Now, about black women planners and scholarship. Of course, I want to believe that black womens’ planning scholarship is important to city and regional planners who are “in the real world,” but today, after the “motivating” conversation that I had with a local Kansas City resident who has been active in community and neighborhood development, and after thinking about my own experiences “in the real world,” I really don’t see where black women planning academicians who talk openly and powerfully about race and gender in city and regional planning are perceived of as significant or important to the development of planning theories and practices (and who are on full-time status at schools and colleges of planning in the U.S.). I see black women planning academicians and practitioners, but rarely do I see the ones who are openly feminist or womanist and openly anti-racist (just for starters).

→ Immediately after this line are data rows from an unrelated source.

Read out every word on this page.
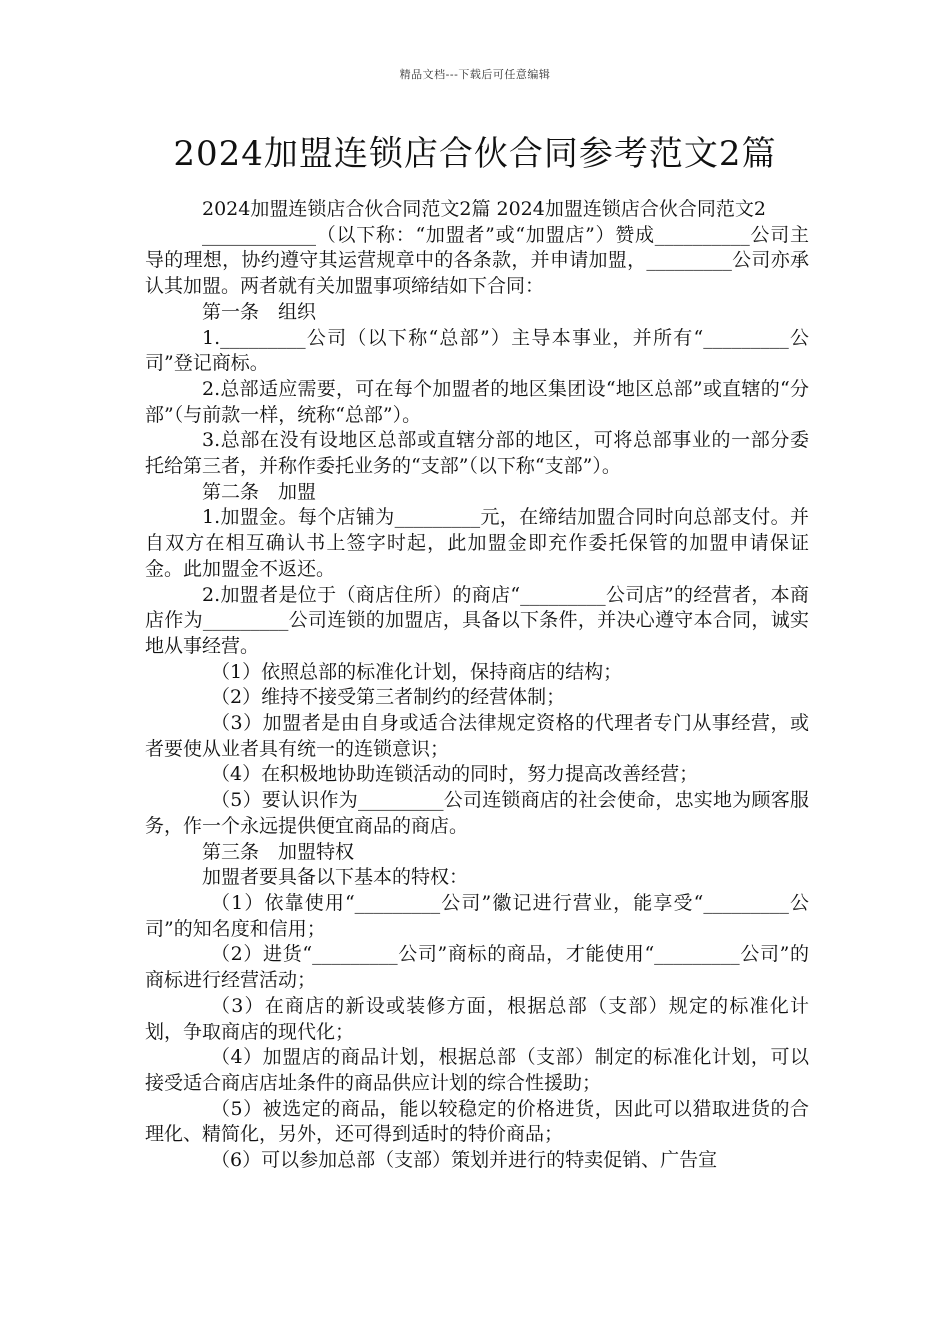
精品文档---下载后可任意编辑
2024加盟连锁店合伙合同参考范文2篇

2024加盟连锁店合伙合同范文2篇 2024加盟连锁店合伙合同范文2

____________（以下称：“加盟者”或“加盟店”）赞成__________公司主导的理想，协约遵守其运营规章中的各条款，并申请加盟，_________公司亦承认其加盟。两者就有关加盟事项缔结如下合同：

第一条　组织

1._________公司（以下称“总部”）主导本事业，并所有“_________公司”登记商标。

2.总部适应需要，可在每个加盟者的地区集团设“地区总部”或直辖的“分部”（与前款一样，统称“总部”）。

3.总部在没有设地区总部或直辖分部的地区，可将总部事业的一部分委托给第三者，并称作委托业务的“支部”（以下称“支部”）。

第二条　加盟

1.加盟金。每个店铺为_________元，在缔结加盟合同时向总部支付。并自双方在相互确认书上签字时起，此加盟金即充作委托保管的加盟申请保证金。此加盟金不返还。

2.加盟者是位于（商店住所）的商店“_________公司店”的经营者，本商店作为_________公司连锁的加盟店，具备以下条件，并决心遵守本合同，诚实地从事经营。

（1）依照总部的标准化计划，保持商店的结构；

（2）维持不接受第三者制约的经营体制；

（3）加盟者是由自身或适合法律规定资格的代理者专门从事经营，或者要使从业者具有统一的连锁意识；

（4）在积极地协助连锁活动的同时，努力提高改善经营；

（5）要认识作为_________公司连锁商店的社会使命，忠实地为顾客服务，作一个永远提供便宜商品的商店。

第三条　加盟特权

加盟者要具备以下基本的特权：

（1）依靠使用“_________公司”徽记进行营业，能享受“_________公司”的知名度和信用；

（2）进货“_________公司”商标的商品，才能使用“_________公司”的商标进行经营活动；

（3）在商店的新设或装修方面，根据总部（支部）规定的标准化计划，争取商店的现代化；

（4）加盟店的商品计划，根据总部（支部）制定的标准化计划，可以接受适合商店店址条件的商品供应计划的综合性援助；

（5）被选定的商品，能以较稳定的价格进货，因此可以猎取进货的合理化、精简化，另外，还可得到适时的特价商品；

（6）可以参加总部（支部）策划并进行的特卖促销、广告宣
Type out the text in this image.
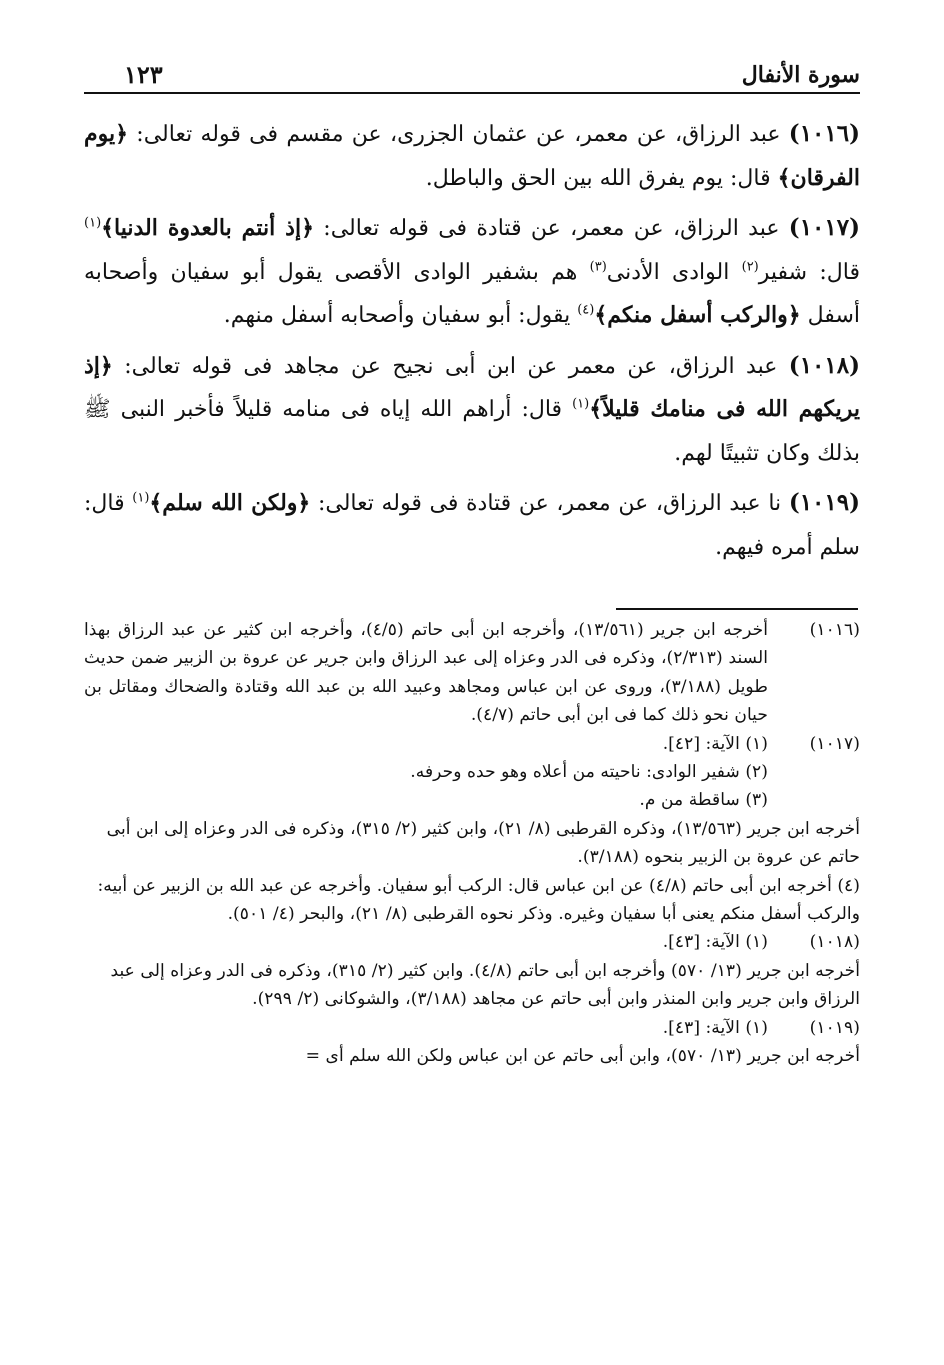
سورة الأنفال
١٢٣

(١٠١٦) عبد الرزاق، عن معمر، عن عثمان الجزرى، عن مقسم فى قوله تعالى: ﴿يوم الفرقان﴾ قال: يوم يفرق الله بين الحق والباطل.

(١٠١٧) عبد الرزاق، عن معمر، عن قتادة فى قوله تعالى: ﴿إذ أنتم بالعدوة الدنيا﴾$^{(١)}$ قال: شفير$^{(٢)}$ الوادى الأدنى$^{(٣)}$ هم بشفير الوادى الأقصى يقول أبو سفيان وأصحابه أسفل ﴿والركب أسفل منكم﴾$^{(٤)}$ يقول: أبو سفيان وأصحابه أسفل منهم.

(١٠١٨) عبد الرزاق، عن معمر عن ابن أبى نجيح عن مجاهد فى قوله تعالى: ﴿إذ يريكهم الله فى منامك قليلاً﴾$^{(١)}$ قال: أراهم الله إياه فى منامه قليلاً فأخبر النبى ﷺ بذلك وكان تثبيتًا لهم.

(١٠١٩) نا عبد الرزاق، عن معمر، عن قتادة فى قوله تعالى: ﴿ولكن الله سلم﴾$^{(١)}$ قال: سلم أمره فيهم.

(١٠١٦)
أخرجه ابن جرير (١٣/٥٦١)، وأخرجه ابن أبى حاتم (٤/٥)، وأخرجه ابن كثير عن عبد الرزاق بهذا السند (٢/٣١٣)، وذكره فى الدر وعزاه إلى عبد الرزاق وابن جرير عن عروة بن الزبير ضمن حديث طويل (٣/١٨٨)، وروى عن ابن عباس ومجاهد وعبيد الله بن عبد الله وقتادة والضحاك ومقاتل بن حيان نحو ذلك كما فى ابن أبى حاتم (٤/٧).
(١٠١٧)
(١) الآية: [٤٢].
(٢) شفير الوادى: ناحيته من أعلاه وهو حده وحرفه.
(٣) ساقطة من م.
أخرجه ابن جرير (١٣/٥٦٣)، وذكره القرطبى (٨/ ٢١)، وابن كثير (٢/ ٣١٥)، وذكره فى الدر وعزاه إلى ابن أبى حاتم عن عروة بن الزبير بنحوه (٣/١٨٨).
(٤) أخرجه ابن أبى حاتم (٤/٨) عن ابن عباس قال: الركب أبو سفيان. وأخرجه عن عبد الله بن الزبير عن أبيه: والركب أسفل منكم يعنى أبا سفيان وغيره. وذكر نحوه القرطبى (٨/ ٢١)، والبحر (٤/ ٥٠١).
(١٠١٨)
(١) الآية: [٤٣].
أخرجه ابن جرير (١٣/ ٥٧٠) وأخرجه ابن أبى حاتم (٤/٨). وابن كثير (٢/ ٣١٥)، وذكره فى الدر وعزاه إلى عبد الرزاق وابن جرير وابن المنذر وابن أبى حاتم عن مجاهد (٣/١٨٨)، والشوكانى (٢/ ٢٩٩).
(١٠١٩)
(١) الآية: [٤٣].
أخرجه ابن جرير (١٣/ ٥٧٠)، وابن أبى حاتم عن ابن عباس ولكن الله سلم أى =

That said, I am currently in the process of working through a hypothesis, along with a trusted colleague, which posits that black women planning academicians who operate from a gender-centered position and from a standpoint that privileges the experiences of black women and girls and black communities (e.g., the epistemological privilege of the poor) will be dismissed, disregarded and ultimately rejected in response to being openly critical of whiteness, maleness and the positivist roots of city and regional planning. For several months, we have been working to construct and test our theory which says that black women planning scholars who openly and unabashedly critique men, especially white men and white conceptual frameworks of  city and regional planning, will face negative consequences and negative responses from colleagues, students, administrators, and other institutional officials overall. And, we predict that this response will happen more times than not and in the form of some very specific consequences and negations. If our hypothesis is proven to be true, then we – as in city and regional planners – have not come all that far when it comes to women and planning. In other words, if a significant percentage or group of black women planning academicians are not free to theorize and to practice city and regional planning as they see fit, then we are not free (not individually and not as far as academic freedom goes)! Unfortunately, “in the real world,” if we have that finding, we believe that it will demonstrate that theories and practices of city and regional planning and the institutional terrain of planning schools, colleges, and thus municipal and regional planning departments are still as Barbara Hooper said in 1992: what white bourgeois men have said it is.”

And if our findings prove to be true, since I am a womanist scholar, I think that what we must then think in terms of is what womanist Katie G. Cannon, a theologian and womanist scholar whose work was critically beneficial to me in my 2010 dissertation, is whether we, as city and regional planners, have “structured academic amnesia.” And, if we do have this ‘structured academic amnesia,’ you can be sure that it will be played out “in the real world,” “as if this true [feminist and not this] womanist story] never happened.” Yet for some of us, like Jane Jacobs did half a century ago, who are willing and brave enough to utilize the power of the pen, nothing could be further from the truth!

© 2016 annalise fonza, Ph.D.

For more on Katie Cannon, I recommend: Cannon, Katie Geneva.  2006.  Structured academic amnesia:  As if this true womanist story never appened.   In Deeper shades of purple:  Womanism in religion and society., 19-28.  New York:  New York University Press.

For more on Barbara Hooper, I recommend: Hooper, Barbara. 1992. “Split at the roots”: A critique of the philosophical and political sources of modern planning doctrine. Frontiers 13 (1): 45-80.